CORISCO: O BRIGÃO, O OPERÁRIO, O EXÉRCITO E A LENDA DO CANGAÇO (PARTE 1)

José João Sousa

A aventura do homem aqui na Terra parece escrita antes mesmo do cabra nascer e até virar uma lenda, ele haverá de percorrer as tais “linhas tortas” traçadas pelos deuses - é o caso de Cristino Gomes da Silva Cleto – o Corisco.

Como numa Ópera, a vida de Corisco não se resume a uma Ária, no sentido da carreira solo ou em bando. Adolescente brigão que foge de casa, operário sem aptidão, rapaz errante, soldado de um Exército Brasileiro dado a quarteladas e, claro, cangaceiro. Seria este um resumo apressado daquele que foi considerado “a sombra” de Lampião.

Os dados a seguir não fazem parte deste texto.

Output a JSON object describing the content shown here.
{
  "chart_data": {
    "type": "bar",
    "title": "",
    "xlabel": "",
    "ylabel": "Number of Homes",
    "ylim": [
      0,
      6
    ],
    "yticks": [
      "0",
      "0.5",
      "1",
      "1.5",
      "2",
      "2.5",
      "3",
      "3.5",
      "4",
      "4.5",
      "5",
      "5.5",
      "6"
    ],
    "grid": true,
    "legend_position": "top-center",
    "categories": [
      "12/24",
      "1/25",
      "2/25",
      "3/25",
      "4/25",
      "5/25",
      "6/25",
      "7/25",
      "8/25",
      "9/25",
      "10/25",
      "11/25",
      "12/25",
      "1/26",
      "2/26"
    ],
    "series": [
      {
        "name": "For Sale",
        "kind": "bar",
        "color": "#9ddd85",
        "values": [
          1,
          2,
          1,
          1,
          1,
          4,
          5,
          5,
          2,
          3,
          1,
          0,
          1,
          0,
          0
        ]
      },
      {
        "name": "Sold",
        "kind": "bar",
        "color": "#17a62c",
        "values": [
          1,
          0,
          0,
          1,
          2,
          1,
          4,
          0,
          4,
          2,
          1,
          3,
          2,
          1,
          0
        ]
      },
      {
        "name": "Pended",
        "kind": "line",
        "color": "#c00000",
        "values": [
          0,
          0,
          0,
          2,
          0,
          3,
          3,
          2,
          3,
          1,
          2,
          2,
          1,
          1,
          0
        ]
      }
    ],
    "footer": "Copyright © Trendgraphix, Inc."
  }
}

Filho de pais separados, Cristino vivia às turras com os irmãos Vicente, Francisco, Maria Firmina, Jovita, Rosa e Teodora. Quando nasceu, dona Firmina Maria da Conceição, sua mãe, já estava separada de Manoel Gomes e saindo com outro, daí uma incógnita sobre sua paternidade, também em função dos seus traços físicos: cabelos lisos e ruivos; pele alva e olhos amarelados.

Dona Cristina foi como todas do seu tempo: uma mulher guerreira, de pulso firme na educação dos filhos que não hesitou em aplicar uma surra no “esquisito” filho Cristino que só vivia “trancado” dentro de casa e tornara-se suspeito pelo sumiço das parcas economias de dona Firmina, dinheiro para feira do mês - Cristino, claro, foi o suspeito do furto.

O garoto já com 15 anos foge de casa, perambula por fazendas em busca de trabalho e apoio de parentes. Não deu certo, o rapazola era problemático demais.

Volta pra casa com o “rabo entre as pernas”, é recebido pela mãe que já trabalha de empregada na fábrica Estrela, de linhas de costura de Delmiro Gouveia, o icônico empreendedor cearense, e onde dona Firmina lhe consegue um emprego.

Cristino passa a levar a vida de operário ao tempo em que gasta o dinheiro que ganha em farras homéricas, que sempre acabam “no cacete” – o rapaz era brigão demais. Numa dessas, seu desafeto era um cabo de polícia, destacado em Vila da Pedra; a peleja não fica por isso mesmo obrigando Cristino a pegar a estrada novamente.

Vai passar uns tempos da casa do pai, Manoel Gomes, completa 21 anos; solicita e consegue ingresso no Exército Brasileiro, que não fazia muitas exigências em relação à certidões e tudo o mais. Cristino jura bandeira no 28 Batalhão de Caçadores de Aracajú, a unidade militar mais próxima do sertão alagoano.

O Exército é um emprego certo, nele permanece até os 30 anos, onde aprende a ler e escrever e “jeito de gente” disciplinada e eficiente, a ponto de ingressar na Tropa de 1ª Linha espécie de Tropa de Elite, como franco-atirador.

Mas o mundo de Cristino não gira – capota.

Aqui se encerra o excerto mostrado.